Gab es für diese Tanzszenen eine Choreografie? Wenn ja, wie entstand diese?
Ich habe die Tanz-Szenen mit einer Choreografin zusammen erarbeitet, die auch die große Tanzszene mit den Schülern aus Sabines Schule choreographiert hat. Zusammen haben wir uns auf die Suche begeben herauszufinden, was wir im jeweiligen Moment überhaupt mit dem Tanz erzählen wollen und wie wir das, was wir erzählen wollen, am besten ausdrücken können. Wir haben viel improvisiert und schlussendlich die Sachen, die uns gefielen, zusammen gebastelt. Die Szene, in der Jakob Nachts in die Tanzschule kommt, war beim Dreh eine wiederholbare Choreographie, auch wenn sie wie aus dem Moment entstanden wirkt. Es war ein sehr zeitintensiver und sehr schöner Prozess.
Mich hat beeindruckt, wie der Aspekt des Überwindens von Grenzen in diese Tanzszenen mit einfloss.

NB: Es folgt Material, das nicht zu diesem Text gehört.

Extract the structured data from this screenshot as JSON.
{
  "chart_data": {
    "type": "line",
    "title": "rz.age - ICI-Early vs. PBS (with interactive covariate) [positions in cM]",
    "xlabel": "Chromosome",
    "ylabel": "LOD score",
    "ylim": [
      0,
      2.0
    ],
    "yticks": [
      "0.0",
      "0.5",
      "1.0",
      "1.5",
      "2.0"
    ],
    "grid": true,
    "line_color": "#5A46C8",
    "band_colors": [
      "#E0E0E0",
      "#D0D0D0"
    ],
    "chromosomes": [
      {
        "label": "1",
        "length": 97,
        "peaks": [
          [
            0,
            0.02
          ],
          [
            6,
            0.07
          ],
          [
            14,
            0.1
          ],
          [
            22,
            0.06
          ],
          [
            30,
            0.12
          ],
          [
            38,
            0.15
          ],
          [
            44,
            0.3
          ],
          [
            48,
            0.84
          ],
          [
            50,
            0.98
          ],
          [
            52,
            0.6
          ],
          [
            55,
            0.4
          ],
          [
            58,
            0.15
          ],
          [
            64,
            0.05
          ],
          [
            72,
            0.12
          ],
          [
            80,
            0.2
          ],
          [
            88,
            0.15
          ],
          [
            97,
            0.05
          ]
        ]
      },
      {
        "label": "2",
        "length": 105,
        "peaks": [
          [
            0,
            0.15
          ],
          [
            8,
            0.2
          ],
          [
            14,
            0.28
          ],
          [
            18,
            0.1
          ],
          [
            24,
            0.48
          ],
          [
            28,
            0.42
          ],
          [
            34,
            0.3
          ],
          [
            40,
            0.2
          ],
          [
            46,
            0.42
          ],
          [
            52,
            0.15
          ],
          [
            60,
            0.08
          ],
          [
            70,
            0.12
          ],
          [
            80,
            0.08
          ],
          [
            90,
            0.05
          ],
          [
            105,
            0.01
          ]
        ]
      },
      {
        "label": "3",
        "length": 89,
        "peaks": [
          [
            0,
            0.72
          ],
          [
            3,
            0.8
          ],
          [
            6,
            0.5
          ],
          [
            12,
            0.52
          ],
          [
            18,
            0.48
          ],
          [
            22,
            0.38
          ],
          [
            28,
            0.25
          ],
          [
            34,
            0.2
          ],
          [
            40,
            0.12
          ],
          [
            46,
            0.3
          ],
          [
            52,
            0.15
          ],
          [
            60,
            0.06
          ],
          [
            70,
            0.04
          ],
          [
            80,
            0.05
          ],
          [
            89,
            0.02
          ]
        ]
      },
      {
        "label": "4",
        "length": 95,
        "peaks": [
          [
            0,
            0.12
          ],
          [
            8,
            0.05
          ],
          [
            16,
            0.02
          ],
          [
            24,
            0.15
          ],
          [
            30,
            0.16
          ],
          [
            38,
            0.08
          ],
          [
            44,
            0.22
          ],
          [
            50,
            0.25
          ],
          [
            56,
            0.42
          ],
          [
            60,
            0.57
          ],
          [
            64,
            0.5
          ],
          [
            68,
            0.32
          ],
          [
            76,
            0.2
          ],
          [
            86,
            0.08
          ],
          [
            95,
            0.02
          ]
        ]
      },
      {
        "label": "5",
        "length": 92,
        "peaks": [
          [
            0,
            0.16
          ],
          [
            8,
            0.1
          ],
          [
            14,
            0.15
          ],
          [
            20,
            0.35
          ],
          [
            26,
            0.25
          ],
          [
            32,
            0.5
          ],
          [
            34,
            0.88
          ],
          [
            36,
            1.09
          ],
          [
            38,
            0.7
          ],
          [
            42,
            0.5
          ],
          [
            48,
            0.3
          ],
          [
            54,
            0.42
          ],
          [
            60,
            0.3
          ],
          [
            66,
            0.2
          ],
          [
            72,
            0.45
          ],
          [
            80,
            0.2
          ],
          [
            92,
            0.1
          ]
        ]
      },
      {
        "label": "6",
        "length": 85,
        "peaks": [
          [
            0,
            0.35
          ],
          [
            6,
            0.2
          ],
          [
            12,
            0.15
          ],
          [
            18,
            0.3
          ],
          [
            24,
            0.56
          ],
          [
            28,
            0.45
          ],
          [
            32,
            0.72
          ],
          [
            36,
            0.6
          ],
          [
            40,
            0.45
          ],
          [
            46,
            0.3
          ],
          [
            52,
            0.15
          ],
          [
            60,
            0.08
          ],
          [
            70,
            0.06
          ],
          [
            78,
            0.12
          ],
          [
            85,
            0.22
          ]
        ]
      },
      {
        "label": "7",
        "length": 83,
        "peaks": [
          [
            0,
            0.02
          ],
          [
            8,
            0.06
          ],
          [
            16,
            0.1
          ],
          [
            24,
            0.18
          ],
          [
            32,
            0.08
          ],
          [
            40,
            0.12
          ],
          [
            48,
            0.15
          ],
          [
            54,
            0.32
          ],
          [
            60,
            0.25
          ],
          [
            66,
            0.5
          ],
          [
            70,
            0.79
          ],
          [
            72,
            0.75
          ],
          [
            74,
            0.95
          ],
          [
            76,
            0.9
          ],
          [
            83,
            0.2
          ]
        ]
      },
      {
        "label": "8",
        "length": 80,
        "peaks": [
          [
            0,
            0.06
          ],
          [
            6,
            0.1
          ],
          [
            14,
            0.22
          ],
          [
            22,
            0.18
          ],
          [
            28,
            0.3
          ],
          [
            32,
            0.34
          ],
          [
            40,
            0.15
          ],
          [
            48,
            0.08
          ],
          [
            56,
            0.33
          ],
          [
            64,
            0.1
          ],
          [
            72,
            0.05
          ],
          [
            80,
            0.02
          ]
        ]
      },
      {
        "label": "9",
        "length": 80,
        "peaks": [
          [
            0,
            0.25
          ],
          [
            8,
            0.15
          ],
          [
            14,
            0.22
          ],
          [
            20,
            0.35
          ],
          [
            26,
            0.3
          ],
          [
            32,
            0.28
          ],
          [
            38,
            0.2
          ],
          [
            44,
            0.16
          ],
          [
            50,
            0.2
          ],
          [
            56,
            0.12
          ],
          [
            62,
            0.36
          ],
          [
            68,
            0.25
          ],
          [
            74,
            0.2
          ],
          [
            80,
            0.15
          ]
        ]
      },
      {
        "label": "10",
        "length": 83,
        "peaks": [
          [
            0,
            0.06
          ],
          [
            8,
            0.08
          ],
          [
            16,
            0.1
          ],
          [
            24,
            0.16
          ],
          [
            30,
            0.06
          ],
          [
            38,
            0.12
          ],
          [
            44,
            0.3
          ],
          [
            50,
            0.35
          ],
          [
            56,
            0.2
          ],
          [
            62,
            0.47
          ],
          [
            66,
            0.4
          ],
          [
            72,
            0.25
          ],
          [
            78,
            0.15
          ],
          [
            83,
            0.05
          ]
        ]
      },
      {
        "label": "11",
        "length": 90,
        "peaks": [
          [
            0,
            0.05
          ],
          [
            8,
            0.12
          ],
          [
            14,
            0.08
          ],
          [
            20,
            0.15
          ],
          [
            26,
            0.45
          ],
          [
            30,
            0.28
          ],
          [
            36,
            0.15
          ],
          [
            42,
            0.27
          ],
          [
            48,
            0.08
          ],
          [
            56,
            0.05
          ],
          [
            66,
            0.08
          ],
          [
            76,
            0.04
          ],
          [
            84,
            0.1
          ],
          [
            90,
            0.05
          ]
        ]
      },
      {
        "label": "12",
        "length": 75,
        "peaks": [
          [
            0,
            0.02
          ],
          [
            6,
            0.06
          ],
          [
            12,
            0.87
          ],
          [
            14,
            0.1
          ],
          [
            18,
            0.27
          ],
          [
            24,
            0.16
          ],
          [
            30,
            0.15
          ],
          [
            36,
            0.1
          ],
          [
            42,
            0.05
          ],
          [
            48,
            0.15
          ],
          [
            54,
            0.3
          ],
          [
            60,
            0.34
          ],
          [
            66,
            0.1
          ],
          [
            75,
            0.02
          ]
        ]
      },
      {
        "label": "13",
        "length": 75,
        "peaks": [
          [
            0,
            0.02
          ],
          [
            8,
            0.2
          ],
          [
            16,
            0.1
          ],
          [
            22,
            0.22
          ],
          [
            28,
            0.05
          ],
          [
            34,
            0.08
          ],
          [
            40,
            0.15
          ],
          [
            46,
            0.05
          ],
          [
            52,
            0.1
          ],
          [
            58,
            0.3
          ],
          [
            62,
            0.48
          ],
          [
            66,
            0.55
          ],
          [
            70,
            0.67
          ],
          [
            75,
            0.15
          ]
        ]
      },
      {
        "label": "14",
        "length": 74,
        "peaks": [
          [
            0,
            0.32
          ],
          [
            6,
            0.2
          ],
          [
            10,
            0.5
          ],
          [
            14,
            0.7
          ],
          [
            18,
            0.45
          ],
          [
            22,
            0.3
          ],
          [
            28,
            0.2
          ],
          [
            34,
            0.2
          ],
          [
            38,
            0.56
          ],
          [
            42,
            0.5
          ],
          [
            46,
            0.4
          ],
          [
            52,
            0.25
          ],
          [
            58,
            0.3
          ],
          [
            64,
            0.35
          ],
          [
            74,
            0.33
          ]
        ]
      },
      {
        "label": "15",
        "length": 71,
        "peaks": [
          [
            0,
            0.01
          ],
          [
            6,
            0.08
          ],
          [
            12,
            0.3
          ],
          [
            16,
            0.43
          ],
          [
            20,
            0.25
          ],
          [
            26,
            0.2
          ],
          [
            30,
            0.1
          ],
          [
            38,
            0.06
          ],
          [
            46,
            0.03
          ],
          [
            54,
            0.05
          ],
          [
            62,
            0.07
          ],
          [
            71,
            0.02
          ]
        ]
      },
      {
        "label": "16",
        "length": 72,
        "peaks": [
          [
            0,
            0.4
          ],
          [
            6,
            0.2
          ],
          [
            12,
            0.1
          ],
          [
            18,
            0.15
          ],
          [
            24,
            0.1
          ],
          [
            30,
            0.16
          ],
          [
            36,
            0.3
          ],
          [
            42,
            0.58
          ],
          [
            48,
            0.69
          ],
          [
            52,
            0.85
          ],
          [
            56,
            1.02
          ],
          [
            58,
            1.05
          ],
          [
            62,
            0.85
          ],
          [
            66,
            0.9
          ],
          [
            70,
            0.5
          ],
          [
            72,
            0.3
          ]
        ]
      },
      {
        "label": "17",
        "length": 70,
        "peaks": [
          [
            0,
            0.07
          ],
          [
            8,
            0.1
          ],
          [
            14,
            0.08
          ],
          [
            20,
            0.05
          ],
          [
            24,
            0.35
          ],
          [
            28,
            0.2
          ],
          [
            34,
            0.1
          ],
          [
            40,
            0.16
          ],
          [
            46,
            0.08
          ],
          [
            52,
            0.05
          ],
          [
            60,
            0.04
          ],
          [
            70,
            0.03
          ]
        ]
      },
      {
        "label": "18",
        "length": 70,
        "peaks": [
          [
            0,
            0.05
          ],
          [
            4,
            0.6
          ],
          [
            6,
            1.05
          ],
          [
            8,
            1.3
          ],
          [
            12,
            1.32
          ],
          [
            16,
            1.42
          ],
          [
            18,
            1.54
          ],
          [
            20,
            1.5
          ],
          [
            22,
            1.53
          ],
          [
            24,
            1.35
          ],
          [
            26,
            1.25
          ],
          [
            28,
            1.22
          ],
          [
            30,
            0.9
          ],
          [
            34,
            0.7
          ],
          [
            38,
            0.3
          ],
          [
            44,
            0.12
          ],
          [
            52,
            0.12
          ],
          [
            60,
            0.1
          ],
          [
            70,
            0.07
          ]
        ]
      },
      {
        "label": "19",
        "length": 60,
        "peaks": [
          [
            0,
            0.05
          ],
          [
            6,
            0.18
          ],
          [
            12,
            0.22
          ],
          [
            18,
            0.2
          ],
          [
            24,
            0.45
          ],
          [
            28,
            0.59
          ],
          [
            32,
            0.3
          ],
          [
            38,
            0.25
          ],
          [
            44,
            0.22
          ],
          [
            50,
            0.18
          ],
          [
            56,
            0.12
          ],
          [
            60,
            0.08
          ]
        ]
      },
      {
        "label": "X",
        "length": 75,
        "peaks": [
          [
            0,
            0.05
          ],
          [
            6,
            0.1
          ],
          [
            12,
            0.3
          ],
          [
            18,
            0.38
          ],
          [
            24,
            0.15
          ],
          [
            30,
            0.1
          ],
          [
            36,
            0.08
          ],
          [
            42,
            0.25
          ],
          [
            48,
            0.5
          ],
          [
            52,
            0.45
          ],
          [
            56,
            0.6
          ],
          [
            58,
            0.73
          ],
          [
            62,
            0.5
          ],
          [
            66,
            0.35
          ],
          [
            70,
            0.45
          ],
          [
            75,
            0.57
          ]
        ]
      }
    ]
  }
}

Es gibt noch vieles Erzählenswertes über die Entstehung dieser Szenen. Beispielsweise habe ich irgendwann einmal während der Probe des ersten „Tanzes“, wenn Jakob Sabine nachts in der Tanzschule überrascht sagt, dass es sich für mich nicht richtig anfühlt, wenn Sabine in ihrem Tanzoutfit tanzt. Sie ist nachts geflüchtet in die Tanzschule, den einzigen Ort, an dem sie mit ihrer Verzweiflung alleine sein kann. Ihr Schmerz und ihre Trauer überwältigen sie spontan. Ihre Emotionen brechen völlig ungeplant aus ihr heraus. Sie tanzt nicht, weil sie tanzen will, sondern weil sie nicht anders kann. Also habe ich mir von der Kostümbildnerin mein Kostüm für den Spieltag erbeten und bin damit zur Tanzprobe gegangen, um festzustellen, dass es einen großen Unterschied macht, in Jeans und Pullover zu tanzen. Es hat der Szene einen völlig anderen Impuls gegeben. Das war toll. Es braucht aber viel Zeit, um zu solchen Erkenntnissen zu kommen und ich bin sehr dankbar, dass wir diese Zeit in der Vorbereitung hatten.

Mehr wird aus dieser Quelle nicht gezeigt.